An informative exhibit on Stuart Island’s Turn Point Lighthouse will grace the walls of the Lundeen Room at Orcas Senior Center during April.

Built in 1893 and designed by the architect Carl Leick, the sturdy Queen Anne/late Victorian building and its adjoining museum will be open to the boating public July 4.

The exhibit at the Senior Center contains detailed information about the light station’s equipment, personnel, buildings, events (including a notable shipwreck) and about the Turn Point Lighthouse Preservation Society (TPLPS), which opened the museum in the old “mule barn” last July 4.

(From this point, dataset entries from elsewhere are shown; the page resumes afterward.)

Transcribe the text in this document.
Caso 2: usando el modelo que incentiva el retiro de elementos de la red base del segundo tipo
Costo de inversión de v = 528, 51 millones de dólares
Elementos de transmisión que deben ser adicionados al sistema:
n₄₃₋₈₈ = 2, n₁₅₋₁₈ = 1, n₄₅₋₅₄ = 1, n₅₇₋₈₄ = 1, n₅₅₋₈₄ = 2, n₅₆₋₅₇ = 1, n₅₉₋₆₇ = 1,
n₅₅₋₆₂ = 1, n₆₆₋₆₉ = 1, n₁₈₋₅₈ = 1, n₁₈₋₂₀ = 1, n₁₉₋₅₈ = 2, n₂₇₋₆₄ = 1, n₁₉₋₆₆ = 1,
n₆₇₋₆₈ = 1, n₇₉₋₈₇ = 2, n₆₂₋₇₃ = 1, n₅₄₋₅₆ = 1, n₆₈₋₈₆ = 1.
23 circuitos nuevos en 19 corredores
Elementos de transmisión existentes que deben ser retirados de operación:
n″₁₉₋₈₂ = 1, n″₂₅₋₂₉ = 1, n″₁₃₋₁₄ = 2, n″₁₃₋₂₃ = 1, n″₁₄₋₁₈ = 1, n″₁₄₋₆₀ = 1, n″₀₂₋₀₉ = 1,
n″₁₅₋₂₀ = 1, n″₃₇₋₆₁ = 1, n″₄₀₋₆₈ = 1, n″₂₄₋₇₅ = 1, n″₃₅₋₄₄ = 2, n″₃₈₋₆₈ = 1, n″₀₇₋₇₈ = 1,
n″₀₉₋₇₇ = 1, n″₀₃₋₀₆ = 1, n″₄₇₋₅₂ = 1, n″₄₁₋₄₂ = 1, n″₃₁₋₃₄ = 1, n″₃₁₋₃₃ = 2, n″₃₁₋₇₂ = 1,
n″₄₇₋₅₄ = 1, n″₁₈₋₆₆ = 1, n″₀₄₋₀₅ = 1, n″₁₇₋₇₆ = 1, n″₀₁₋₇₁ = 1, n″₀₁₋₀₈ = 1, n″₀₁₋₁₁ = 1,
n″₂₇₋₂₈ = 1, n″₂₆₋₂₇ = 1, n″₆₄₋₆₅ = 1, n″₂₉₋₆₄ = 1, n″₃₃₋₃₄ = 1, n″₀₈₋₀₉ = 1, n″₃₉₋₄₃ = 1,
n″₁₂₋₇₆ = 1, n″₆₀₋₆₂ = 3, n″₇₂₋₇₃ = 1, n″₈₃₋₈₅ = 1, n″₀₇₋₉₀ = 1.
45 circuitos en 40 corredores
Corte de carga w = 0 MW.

“My husband and I sailed out there in 2003, hiked up to the lighthouse and found everything all boarded up, and I said ‘I’m going to open it,'” said Margaret Jonas, president of  TPLPS, the 501 (c) 3  nonprofit which needs to raise some $100,000 to complete restoration of the buildings.

“Our biggest goal is to restore the water catchment system, which means putting a new roof on the mule barn,”  she said.

Turn Point is at the southern end of Stuart Island, on the American side of Boundary Passage. Boaters anchor in Prevost Harbor and hike about three miles up to the lighthouse, or in Reid Harbor, a six-mile hike. However, on special dates, including one in August, transportation will be provided.

For anyone wanting to make a donation to TPLPS, the address is PO Box 243, Orcas, 98280.

Eclipse Charters also includes a look at the Turn Point facility from the water, on its tour of the five local lights, the others being Cattle Point and Lime Kiln Point on San Juan, Pole Pass  (on Orcas) and Patos.